We stand in solidarity with all the women victims of repression

As we mark International Working Women’s Day on March 8, 2023, human rights alliance Karapatan and women human rights defenders of Tanggol Bayi stand in solidarity with all the women victims of repression under the Marcos Jr. regime —especially the political prisoners, the involuntarily disappeared and victims of extrajudicial killings, arrests, torture and abduction.

Women figure prominently in the roster of victims of human rights violations under the Marcos Jr. regime.

The third day of Marcos’ rule saw the involuntary disappearance of two women activists—Anakpawis member Ma. Elena Pampoza and Gabriela Women’s Party organizer Elgene Mungcal. The two women went missing on July 3, 2022, and are presumed to have been abducted by state agents. They were last seen in Anao, Tarlac while on the way to a consultation with farmers. Witnesses reported that Pampoza and Mungcal had been under surveillance before they disappeared.

On July 18, the regime had more blood on its hands with the killing of a schoolgirl, 9-year-old Kyllene Casao in Barangay Guinhawa, Taysan, Batangas. Troopers of the 59th IB who chanced upon her, her father and her 14-year-old brother near the village school immediately trained their guns at them. Kyllene ran and was shot in the head by the soldiers.

Two more women became victims barely a month into Marcos’ rule as his troopers perpetrated the single worst human rights violation to date under the Marcos administration. Massacred in the early morning of July 26 were Christina Jacolbe, a daycare teacher who was five months pregnant, her 18-year-old daughter, Grade 11 student Everly Kee Jacolbe and Roldan Montero, a family friend. Elements from the 62nd IB rained bullets at the Jacolbe residence in Barangay Budlasan, Canlaon City, Negros Oriental, killing Christina and Roldan Montero on the spot. Christina’s husband Ernie was able to escape the attack.

Marcos Jr. also has the singular distinction of jailing mostly old and sick women activists. Of the 812 political prisoners nationwide, 160 are women who have been slapped with trumped-up cases and are unjustly imprisoned in various detention facilities across the country.
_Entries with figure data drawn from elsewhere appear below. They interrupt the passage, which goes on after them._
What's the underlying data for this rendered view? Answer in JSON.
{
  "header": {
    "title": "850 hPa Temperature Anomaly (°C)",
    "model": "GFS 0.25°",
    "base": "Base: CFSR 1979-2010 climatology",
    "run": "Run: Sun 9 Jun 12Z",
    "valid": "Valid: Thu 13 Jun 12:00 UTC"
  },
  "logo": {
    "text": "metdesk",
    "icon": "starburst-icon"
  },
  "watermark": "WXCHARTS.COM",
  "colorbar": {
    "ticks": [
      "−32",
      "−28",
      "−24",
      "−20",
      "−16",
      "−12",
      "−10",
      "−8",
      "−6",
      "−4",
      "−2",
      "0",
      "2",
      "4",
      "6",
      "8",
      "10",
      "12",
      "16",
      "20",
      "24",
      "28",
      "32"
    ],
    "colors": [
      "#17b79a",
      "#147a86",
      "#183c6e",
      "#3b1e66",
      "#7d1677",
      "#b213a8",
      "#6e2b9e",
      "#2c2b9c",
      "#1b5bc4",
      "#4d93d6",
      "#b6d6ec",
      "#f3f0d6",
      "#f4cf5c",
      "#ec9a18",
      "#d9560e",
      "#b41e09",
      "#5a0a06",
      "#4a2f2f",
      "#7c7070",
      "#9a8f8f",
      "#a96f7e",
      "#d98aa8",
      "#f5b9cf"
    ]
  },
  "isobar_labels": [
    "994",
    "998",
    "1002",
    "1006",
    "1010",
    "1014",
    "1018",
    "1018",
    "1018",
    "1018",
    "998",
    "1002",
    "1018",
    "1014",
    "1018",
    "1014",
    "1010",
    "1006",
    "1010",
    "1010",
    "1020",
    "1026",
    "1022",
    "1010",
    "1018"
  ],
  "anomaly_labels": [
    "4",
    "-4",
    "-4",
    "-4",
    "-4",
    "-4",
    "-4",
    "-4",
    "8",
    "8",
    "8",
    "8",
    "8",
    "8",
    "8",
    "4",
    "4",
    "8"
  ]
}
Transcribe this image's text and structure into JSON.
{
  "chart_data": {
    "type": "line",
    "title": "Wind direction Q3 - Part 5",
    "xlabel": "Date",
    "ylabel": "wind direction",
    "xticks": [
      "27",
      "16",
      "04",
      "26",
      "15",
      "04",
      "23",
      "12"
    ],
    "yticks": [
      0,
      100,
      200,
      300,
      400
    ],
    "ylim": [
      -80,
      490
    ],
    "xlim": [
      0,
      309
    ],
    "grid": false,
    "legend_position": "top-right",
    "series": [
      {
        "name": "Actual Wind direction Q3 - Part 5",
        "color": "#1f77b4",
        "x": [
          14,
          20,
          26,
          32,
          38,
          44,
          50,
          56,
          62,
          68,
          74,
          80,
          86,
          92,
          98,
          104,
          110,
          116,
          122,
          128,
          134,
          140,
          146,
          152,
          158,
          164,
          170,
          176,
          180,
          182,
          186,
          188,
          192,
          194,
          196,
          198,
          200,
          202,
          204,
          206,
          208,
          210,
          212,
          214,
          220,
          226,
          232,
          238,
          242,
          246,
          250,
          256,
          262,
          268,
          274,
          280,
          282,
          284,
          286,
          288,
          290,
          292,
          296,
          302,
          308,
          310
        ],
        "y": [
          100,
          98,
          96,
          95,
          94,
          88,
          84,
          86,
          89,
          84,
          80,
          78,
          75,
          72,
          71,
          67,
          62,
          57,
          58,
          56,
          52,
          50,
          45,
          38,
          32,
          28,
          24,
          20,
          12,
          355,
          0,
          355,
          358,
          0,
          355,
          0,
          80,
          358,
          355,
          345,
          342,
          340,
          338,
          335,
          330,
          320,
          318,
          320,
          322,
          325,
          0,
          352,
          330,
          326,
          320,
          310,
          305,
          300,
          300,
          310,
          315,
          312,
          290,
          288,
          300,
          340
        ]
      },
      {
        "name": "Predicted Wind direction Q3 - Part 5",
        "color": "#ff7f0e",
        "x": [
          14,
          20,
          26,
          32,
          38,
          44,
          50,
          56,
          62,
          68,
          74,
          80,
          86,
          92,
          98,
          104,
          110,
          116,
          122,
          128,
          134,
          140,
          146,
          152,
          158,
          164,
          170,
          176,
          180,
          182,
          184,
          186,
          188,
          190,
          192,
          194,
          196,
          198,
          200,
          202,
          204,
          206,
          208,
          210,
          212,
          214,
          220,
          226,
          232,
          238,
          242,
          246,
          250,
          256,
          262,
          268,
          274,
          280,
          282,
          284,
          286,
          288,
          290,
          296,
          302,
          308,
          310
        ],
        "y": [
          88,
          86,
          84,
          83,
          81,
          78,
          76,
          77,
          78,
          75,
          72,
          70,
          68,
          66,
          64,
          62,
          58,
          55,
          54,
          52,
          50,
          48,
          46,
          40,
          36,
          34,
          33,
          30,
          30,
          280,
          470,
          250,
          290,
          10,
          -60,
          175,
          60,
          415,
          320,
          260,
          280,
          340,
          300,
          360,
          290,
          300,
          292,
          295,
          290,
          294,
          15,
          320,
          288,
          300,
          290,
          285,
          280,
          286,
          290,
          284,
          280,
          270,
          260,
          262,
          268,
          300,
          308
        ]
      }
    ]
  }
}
Of these 160 women, three were arrested under the Marcos Jr. regime, all of them ailing and elderly:

• Adora Faye de Vera, 66, arrested on August 24, 2022. A rape and torture survivor under martial law, the severely asthmatic De Vera now faces a new round of trumped-up charges of murder and multiple frustrated murder and is currently detained in Iloilo.

• Atheliana Hijos, 76, arrested on August 31, 2022. The secretary-general of Gabriela-Caraga was arrested in her home in Nasipit, Agusan del Norte based on the fabricated and absurd testimonies of soldiers alleging that the frail and elderly Atel, as she is fondly called, was a combatant involved in armed encounters. She has since been diagnosed with pulmonary tuberculosis and suffered a stroke while in detention.
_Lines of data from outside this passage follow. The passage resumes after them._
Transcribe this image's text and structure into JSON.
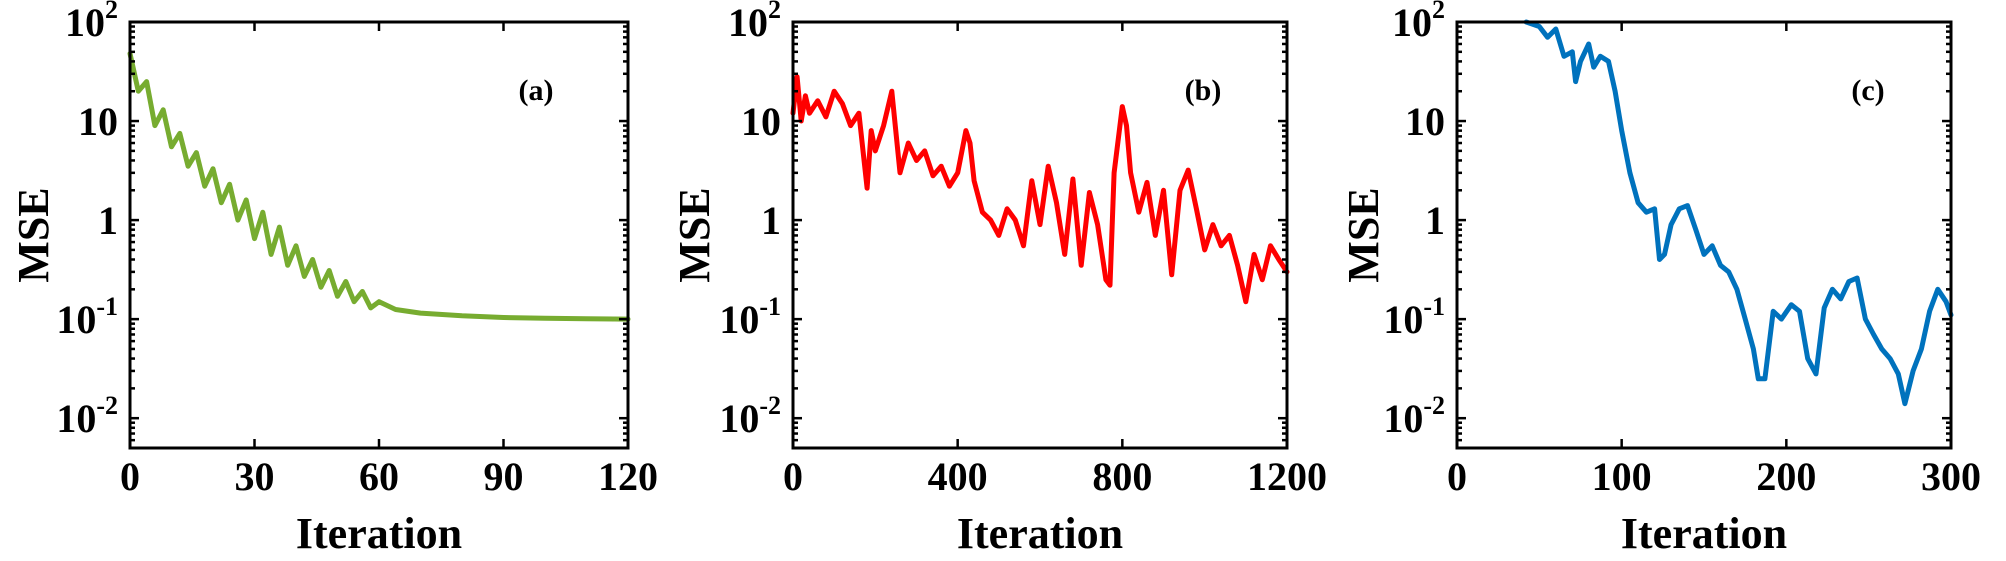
{
  "chart_data": [
    {
      "type": "line",
      "panel_label": "(a)",
      "xlabel": "Iteration",
      "ylabel": "MSE",
      "xlim": [
        0,
        120
      ],
      "ylim": [
        0.005,
        100
      ],
      "yscale": "log",
      "grid": false,
      "xticks": [
        0,
        30,
        60,
        90,
        120
      ],
      "xtick_labels": [
        "0",
        "30",
        "60",
        "90",
        "120"
      ],
      "yticks": [
        0.01,
        0.1,
        1,
        10,
        100
      ],
      "ytick_labels": [
        {
          "base": "10",
          "exp": "-2"
        },
        {
          "base": "10",
          "exp": "-1"
        },
        {
          "base": "1",
          "exp": ""
        },
        {
          "base": "10",
          "exp": ""
        },
        {
          "base": "10",
          "exp": "2"
        }
      ],
      "series": [
        {
          "color": "#77ac30",
          "x": [
            0,
            2,
            4,
            6,
            8,
            10,
            12,
            14,
            16,
            18,
            20,
            22,
            24,
            26,
            28,
            30,
            32,
            34,
            36,
            38,
            40,
            42,
            44,
            46,
            48,
            50,
            52,
            54,
            56,
            58,
            60,
            64,
            70,
            80,
            90,
            100,
            110,
            120
          ],
          "y": [
            48,
            20,
            25,
            9,
            13,
            5.5,
            7.5,
            3.5,
            4.8,
            2.2,
            3.3,
            1.5,
            2.3,
            1.0,
            1.6,
            0.65,
            1.2,
            0.45,
            0.85,
            0.35,
            0.55,
            0.27,
            0.4,
            0.21,
            0.31,
            0.17,
            0.24,
            0.15,
            0.19,
            0.13,
            0.15,
            0.125,
            0.115,
            0.108,
            0.104,
            0.102,
            0.101,
            0.1
          ]
        }
      ]
    },
    {
      "type": "line",
      "panel_label": "(b)",
      "xlabel": "Iteration",
      "ylabel": "MSE",
      "xlim": [
        0,
        1200
      ],
      "ylim": [
        0.005,
        100
      ],
      "yscale": "log",
      "grid": false,
      "xticks": [
        0,
        400,
        800,
        1200
      ],
      "xtick_labels": [
        "0",
        "400",
        "800",
        "1200"
      ],
      "yticks": [
        0.01,
        0.1,
        1,
        10,
        100
      ],
      "ytick_labels": [
        {
          "base": "10",
          "exp": "-2"
        },
        {
          "base": "10",
          "exp": "-1"
        },
        {
          "base": "1",
          "exp": ""
        },
        {
          "base": "10",
          "exp": ""
        },
        {
          "base": "10",
          "exp": "2"
        }
      ],
      "series": [
        {
          "color": "#ff0000",
          "x": [
            0,
            10,
            20,
            30,
            40,
            60,
            80,
            100,
            120,
            140,
            160,
            180,
            190,
            200,
            220,
            240,
            260,
            280,
            300,
            320,
            340,
            360,
            380,
            400,
            420,
            430,
            440,
            460,
            480,
            500,
            520,
            540,
            560,
            580,
            600,
            620,
            640,
            660,
            680,
            700,
            720,
            740,
            760,
            770,
            780,
            800,
            810,
            820,
            840,
            860,
            880,
            900,
            920,
            940,
            960,
            980,
            1000,
            1020,
            1040,
            1060,
            1080,
            1100,
            1120,
            1140,
            1160,
            1180,
            1200
          ],
          "y": [
            12,
            28,
            10,
            18,
            12,
            16,
            11,
            20,
            15,
            9,
            12,
            2.1,
            8,
            5,
            9,
            20,
            3,
            6,
            4,
            5,
            2.8,
            3.5,
            2.2,
            3,
            8,
            6,
            2.5,
            1.2,
            1.0,
            0.7,
            1.3,
            1.0,
            0.55,
            2.5,
            0.9,
            3.5,
            1.5,
            0.45,
            2.6,
            0.35,
            1.9,
            0.9,
            0.25,
            0.22,
            3,
            14,
            9,
            3,
            1.2,
            2.4,
            0.7,
            2,
            0.28,
            2,
            3.2,
            1.3,
            0.5,
            0.9,
            0.55,
            0.7,
            0.35,
            0.15,
            0.45,
            0.25,
            0.55,
            0.4,
            0.3
          ]
        }
      ]
    },
    {
      "type": "line",
      "panel_label": "(c)",
      "xlabel": "Iteration",
      "ylabel": "MSE",
      "xlim": [
        0,
        300
      ],
      "ylim": [
        0.005,
        100
      ],
      "yscale": "log",
      "grid": false,
      "xticks": [
        0,
        100,
        200,
        300
      ],
      "xtick_labels": [
        "0",
        "100",
        "200",
        "300"
      ],
      "yticks": [
        0.01,
        0.1,
        1,
        10,
        100
      ],
      "ytick_labels": [
        {
          "base": "10",
          "exp": "-2"
        },
        {
          "base": "10",
          "exp": "-1"
        },
        {
          "base": "1",
          "exp": ""
        },
        {
          "base": "10",
          "exp": ""
        },
        {
          "base": "10",
          "exp": "2"
        }
      ],
      "series": [
        {
          "color": "#0072bd",
          "x": [
            42,
            50,
            55,
            60,
            65,
            70,
            72,
            75,
            80,
            83,
            87,
            92,
            96,
            100,
            105,
            110,
            115,
            120,
            123,
            126,
            130,
            135,
            140,
            145,
            150,
            155,
            160,
            165,
            170,
            175,
            180,
            183,
            187,
            192,
            197,
            203,
            208,
            213,
            218,
            223,
            228,
            233,
            238,
            243,
            248,
            253,
            258,
            263,
            268,
            272,
            277,
            282,
            287,
            292,
            297,
            300
          ],
          "y": [
            100,
            90,
            70,
            85,
            45,
            50,
            25,
            40,
            60,
            35,
            45,
            40,
            20,
            8,
            3,
            1.5,
            1.2,
            1.3,
            0.4,
            0.45,
            0.9,
            1.3,
            1.4,
            0.8,
            0.45,
            0.55,
            0.35,
            0.3,
            0.2,
            0.1,
            0.05,
            0.025,
            0.025,
            0.12,
            0.1,
            0.14,
            0.12,
            0.04,
            0.028,
            0.13,
            0.2,
            0.16,
            0.24,
            0.26,
            0.1,
            0.07,
            0.05,
            0.04,
            0.028,
            0.014,
            0.03,
            0.05,
            0.12,
            0.2,
            0.15,
            0.11
          ]
        }
      ]
    }
  ]
}
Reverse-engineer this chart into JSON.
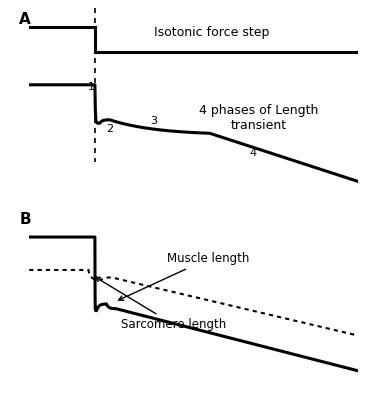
{
  "panel_A_label": "A",
  "panel_B_label": "B",
  "isotonic_label": "Isotonic force step",
  "phases_label": "4 phases of Length\ntransient",
  "phase_labels": [
    "1",
    "2",
    "3",
    "4"
  ],
  "muscle_length_label": "Muscle length",
  "sarcomere_length_label": "Sarcomere length",
  "bg_color": "#ffffff",
  "line_color": "#000000",
  "dpi": 100,
  "figsize": [
    3.65,
    4.0
  ]
}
• Presentacion Saluta, 63, arrested on January 29, 2023 in General Santos City. Released in 2019 after the dismissal of the trumped-up charges against her, the frail Saluta faces yet another set of manufactured cases based on planted evidence and the perjured testimonies of witnesses.

Another elderly and ailing woman activist, 63-year old Makabayan-Bicol coordinator Marites Pielago, was arrested on July 28, 2022 by joint elements of the PNP Regional Intelligence Division 5 and the 9th Military Intelligence Battalion while she was seeking medical attention at a hospital in Naga City. She faces trumped-up murder and frustrated murder charges.
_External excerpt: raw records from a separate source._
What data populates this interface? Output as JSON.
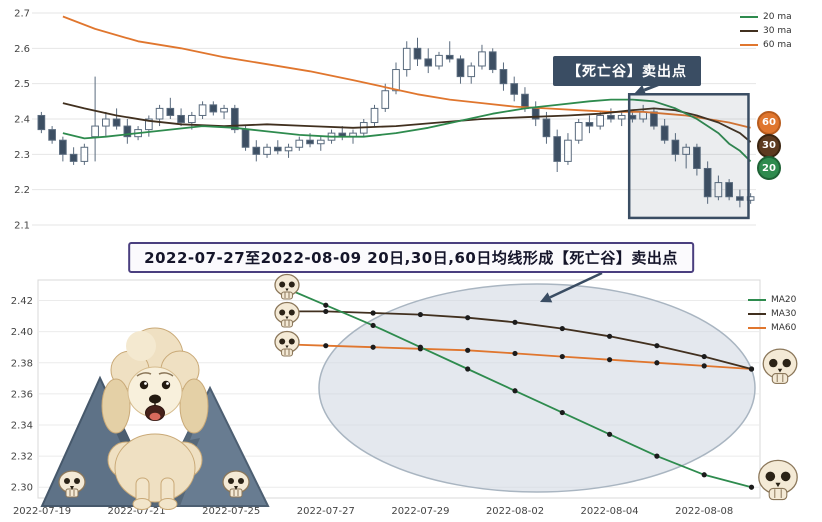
{
  "title_banner": {
    "text": "2022-07-27至2022-08-09 20日,30日,60日均线形成【死亡谷】卖出点",
    "border_color": "#4a3f7f"
  },
  "top_chart": {
    "annotation_label": "【死亡谷】卖出点",
    "legend": [
      {
        "label": "20 ma",
        "color": "#2e8b4e"
      },
      {
        "label": "30 ma",
        "color": "#41301f"
      },
      {
        "label": "60 ma",
        "color": "#e0762e"
      }
    ],
    "badges": [
      {
        "label": "60",
        "value": 2.39,
        "color": "#e0762e",
        "border": "#b85c1e"
      },
      {
        "label": "30",
        "value": 2.325,
        "color": "#5d3a1f",
        "border": "#3a2410"
      },
      {
        "label": "20",
        "value": 2.26,
        "color": "#2e8b4e",
        "border": "#1e6235"
      }
    ]
  },
  "bottom_chart": {
    "legend": [
      {
        "label": "MA20",
        "color": "#2e8b4e"
      },
      {
        "label": "MA30",
        "color": "#41301f"
      },
      {
        "label": "MA60",
        "color": "#e0762e"
      }
    ]
  },
  "colors": {
    "candle_up": "#ffffff",
    "candle_down": "#3d4f63",
    "candle_stroke": "#5a6b7e",
    "highlight": "#3a4d63",
    "ellipse_fill": "#cdd6e0",
    "ellipse_stroke": "#a9b5c1",
    "grid": "#e6e6e6",
    "axis_text": "#444444"
  },
  "icons": {
    "skull": "skull-icon",
    "poodle": "poodle-dog-illustration",
    "mountain": "mountain-icon",
    "arrow": "annotation-arrow"
  },
  "chart_data": [
    {
      "type": "candlestick",
      "panel": "top",
      "title": "",
      "ylim": [
        2.08,
        2.72
      ],
      "y_ticks": [
        "2.1",
        "2.2",
        "2.3",
        "2.4",
        "2.5",
        "2.6",
        "2.7"
      ],
      "grid": true,
      "legend_position": "top-right",
      "candles_ohlc": [
        [
          2.41,
          2.42,
          2.36,
          2.37
        ],
        [
          2.37,
          2.38,
          2.33,
          2.34
        ],
        [
          2.34,
          2.35,
          2.28,
          2.3
        ],
        [
          2.3,
          2.32,
          2.27,
          2.28
        ],
        [
          2.28,
          2.33,
          2.27,
          2.32
        ],
        [
          2.35,
          2.52,
          2.28,
          2.38
        ],
        [
          2.38,
          2.42,
          2.35,
          2.4
        ],
        [
          2.4,
          2.43,
          2.37,
          2.38
        ],
        [
          2.38,
          2.4,
          2.33,
          2.35
        ],
        [
          2.35,
          2.38,
          2.34,
          2.37
        ],
        [
          2.37,
          2.41,
          2.35,
          2.4
        ],
        [
          2.4,
          2.44,
          2.38,
          2.43
        ],
        [
          2.43,
          2.46,
          2.4,
          2.41
        ],
        [
          2.41,
          2.43,
          2.38,
          2.39
        ],
        [
          2.39,
          2.42,
          2.37,
          2.41
        ],
        [
          2.41,
          2.45,
          2.4,
          2.44
        ],
        [
          2.44,
          2.45,
          2.41,
          2.42
        ],
        [
          2.42,
          2.44,
          2.4,
          2.43
        ],
        [
          2.43,
          2.44,
          2.36,
          2.37
        ],
        [
          2.37,
          2.38,
          2.31,
          2.32
        ],
        [
          2.32,
          2.34,
          2.28,
          2.3
        ],
        [
          2.3,
          2.33,
          2.29,
          2.32
        ],
        [
          2.32,
          2.34,
          2.3,
          2.31
        ],
        [
          2.31,
          2.33,
          2.29,
          2.32
        ],
        [
          2.32,
          2.35,
          2.31,
          2.34
        ],
        [
          2.34,
          2.36,
          2.32,
          2.33
        ],
        [
          2.33,
          2.35,
          2.31,
          2.34
        ],
        [
          2.34,
          2.37,
          2.33,
          2.36
        ],
        [
          2.36,
          2.38,
          2.34,
          2.35
        ],
        [
          2.35,
          2.37,
          2.33,
          2.36
        ],
        [
          2.36,
          2.4,
          2.35,
          2.39
        ],
        [
          2.39,
          2.44,
          2.38,
          2.43
        ],
        [
          2.43,
          2.5,
          2.42,
          2.48
        ],
        [
          2.48,
          2.56,
          2.47,
          2.54
        ],
        [
          2.54,
          2.62,
          2.52,
          2.6
        ],
        [
          2.6,
          2.63,
          2.55,
          2.57
        ],
        [
          2.57,
          2.6,
          2.53,
          2.55
        ],
        [
          2.55,
          2.59,
          2.54,
          2.58
        ],
        [
          2.58,
          2.62,
          2.56,
          2.57
        ],
        [
          2.57,
          2.58,
          2.5,
          2.52
        ],
        [
          2.52,
          2.56,
          2.5,
          2.55
        ],
        [
          2.55,
          2.61,
          2.54,
          2.59
        ],
        [
          2.59,
          2.6,
          2.53,
          2.54
        ],
        [
          2.54,
          2.56,
          2.48,
          2.5
        ],
        [
          2.5,
          2.52,
          2.45,
          2.47
        ],
        [
          2.47,
          2.49,
          2.42,
          2.43
        ],
        [
          2.43,
          2.45,
          2.38,
          2.4
        ],
        [
          2.4,
          2.42,
          2.33,
          2.35
        ],
        [
          2.35,
          2.37,
          2.25,
          2.28
        ],
        [
          2.28,
          2.36,
          2.27,
          2.34
        ],
        [
          2.34,
          2.4,
          2.33,
          2.39
        ],
        [
          2.39,
          2.41,
          2.36,
          2.38
        ],
        [
          2.38,
          2.42,
          2.37,
          2.41
        ],
        [
          2.41,
          2.43,
          2.39,
          2.4
        ],
        [
          2.4,
          2.42,
          2.38,
          2.41
        ],
        [
          2.41,
          2.42,
          2.39,
          2.4
        ],
        [
          2.4,
          2.44,
          2.39,
          2.42
        ],
        [
          2.42,
          2.43,
          2.37,
          2.38
        ],
        [
          2.38,
          2.4,
          2.33,
          2.34
        ],
        [
          2.34,
          2.36,
          2.28,
          2.3
        ],
        [
          2.3,
          2.33,
          2.26,
          2.32
        ],
        [
          2.32,
          2.33,
          2.24,
          2.26
        ],
        [
          2.26,
          2.28,
          2.16,
          2.18
        ],
        [
          2.18,
          2.24,
          2.17,
          2.22
        ],
        [
          2.22,
          2.23,
          2.17,
          2.18
        ],
        [
          2.18,
          2.2,
          2.15,
          2.17
        ],
        [
          2.17,
          2.19,
          2.16,
          2.18
        ]
      ],
      "series": [
        {
          "name": "60 ma",
          "color": "#e0762e",
          "points": [
            [
              2,
              2.69
            ],
            [
              5,
              2.655
            ],
            [
              9,
              2.62
            ],
            [
              13,
              2.6
            ],
            [
              17,
              2.575
            ],
            [
              21,
              2.555
            ],
            [
              25,
              2.535
            ],
            [
              29,
              2.51
            ],
            [
              32,
              2.49
            ],
            [
              35,
              2.47
            ],
            [
              38,
              2.455
            ],
            [
              41,
              2.445
            ],
            [
              44,
              2.435
            ],
            [
              47,
              2.43
            ],
            [
              50,
              2.425
            ],
            [
              53,
              2.42
            ],
            [
              56,
              2.42
            ],
            [
              58,
              2.415
            ],
            [
              60,
              2.41
            ],
            [
              62,
              2.4
            ],
            [
              64,
              2.39
            ],
            [
              66,
              2.375
            ]
          ]
        },
        {
          "name": "30 ma",
          "color": "#41301f",
          "points": [
            [
              2,
              2.445
            ],
            [
              4,
              2.43
            ],
            [
              7,
              2.41
            ],
            [
              10,
              2.395
            ],
            [
              13,
              2.385
            ],
            [
              17,
              2.38
            ],
            [
              21,
              2.385
            ],
            [
              25,
              2.38
            ],
            [
              29,
              2.375
            ],
            [
              33,
              2.38
            ],
            [
              37,
              2.39
            ],
            [
              41,
              2.4
            ],
            [
              45,
              2.405
            ],
            [
              49,
              2.41
            ],
            [
              52,
              2.415
            ],
            [
              55,
              2.425
            ],
            [
              57,
              2.43
            ],
            [
              59,
              2.425
            ],
            [
              61,
              2.41
            ],
            [
              63,
              2.39
            ],
            [
              64,
              2.375
            ],
            [
              65,
              2.36
            ],
            [
              66,
              2.335
            ]
          ]
        },
        {
          "name": "20 ma",
          "color": "#2e8b4e",
          "points": [
            [
              2,
              2.36
            ],
            [
              4,
              2.345
            ],
            [
              6,
              2.35
            ],
            [
              9,
              2.36
            ],
            [
              12,
              2.37
            ],
            [
              15,
              2.38
            ],
            [
              18,
              2.375
            ],
            [
              21,
              2.365
            ],
            [
              24,
              2.355
            ],
            [
              27,
              2.35
            ],
            [
              30,
              2.35
            ],
            [
              33,
              2.36
            ],
            [
              36,
              2.375
            ],
            [
              39,
              2.395
            ],
            [
              42,
              2.415
            ],
            [
              45,
              2.43
            ],
            [
              48,
              2.44
            ],
            [
              51,
              2.45
            ],
            [
              53,
              2.455
            ],
            [
              55,
              2.455
            ],
            [
              57,
              2.45
            ],
            [
              59,
              2.43
            ],
            [
              61,
              2.4
            ],
            [
              63,
              2.36
            ],
            [
              64,
              2.33
            ],
            [
              65,
              2.31
            ],
            [
              66,
              2.28
            ]
          ]
        }
      ],
      "highlight_box": {
        "x0": 55.2,
        "x1": 66.3,
        "v0": 2.12,
        "v1": 2.47
      },
      "annotation": {
        "text": "【死亡谷】卖出点"
      }
    },
    {
      "type": "line",
      "panel": "bottom",
      "title": "",
      "ylim": [
        2.295,
        2.43
      ],
      "y_ticks": [
        "2.30",
        "2.32",
        "2.34",
        "2.36",
        "2.38",
        "2.40",
        "2.42"
      ],
      "x_tick_labels": [
        "2022-07-19",
        "2022-07-21",
        "2022-07-25",
        "2022-07-27",
        "2022-07-29",
        "2022-08-02",
        "2022-08-04",
        "2022-08-08"
      ],
      "x_tick_day_index": [
        0,
        2,
        4,
        6,
        8,
        10,
        12,
        14
      ],
      "axis_day_span": 16,
      "data_start_day_index": 5,
      "dates": [
        "2022-07-26",
        "2022-07-27",
        "2022-07-28",
        "2022-07-29",
        "2022-08-01",
        "2022-08-02",
        "2022-08-03",
        "2022-08-04",
        "2022-08-05",
        "2022-08-08",
        "2022-08-09"
      ],
      "series": [
        {
          "name": "MA20",
          "color": "#2e8b4e",
          "values": [
            2.43,
            2.417,
            2.404,
            2.39,
            2.376,
            2.362,
            2.348,
            2.334,
            2.32,
            2.308,
            2.3
          ]
        },
        {
          "name": "MA30",
          "color": "#41301f",
          "values": [
            2.413,
            2.413,
            2.412,
            2.411,
            2.409,
            2.406,
            2.402,
            2.397,
            2.391,
            2.384,
            2.376
          ]
        },
        {
          "name": "MA60",
          "color": "#e0762e",
          "values": [
            2.392,
            2.391,
            2.39,
            2.389,
            2.388,
            2.386,
            2.384,
            2.382,
            2.38,
            2.378,
            2.376
          ]
        }
      ],
      "legend_position": "right",
      "highlight_ellipse": true
    }
  ]
}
Just a few weeks ago, 49-year old Cordilleran activist Jennifer Awingan was served a warrant for a trumped-up case of rebellion at her home in Baguio City last January 30. Four of the seven Cordilleran activists named in the warrant, including Awingan, are women—the three others being peasant leader Lourdes Jimenez and development workers Sarah Abellon and Florence Kang. For Awingan, Abellon and Kang, the manufactured rebellion charges are but the latest in a string of attacks by the state to vilify them and discredit their pro-people advocacies.

Pielago as well as the four Cordilleran women activists have posted bail for their temporary liberty.

There are many other women who have been victimized as they suffered economic and social dislocation due to aerial bombings, artillery attacks, militarization and the demolition of their communities. There are likewise those who slowly suffer and die, not from bombs or bullets, but from the insidious violence wrought by poverty in their daily lives.

The Marcos Jr. regime must be held accountable for its violations of these women’s civil, political and economic rights. As we mark International Working Women’s Day, we call on the Marcos Jr. regime to release all political prisoners, especially the sick, elderly and long-detained women political prisoners. We demand an end to extrajudicial killings, arrests and involuntary disappearances. We cry out that we are fed up with economic policies that condemn us to live our lives on the brink of survival.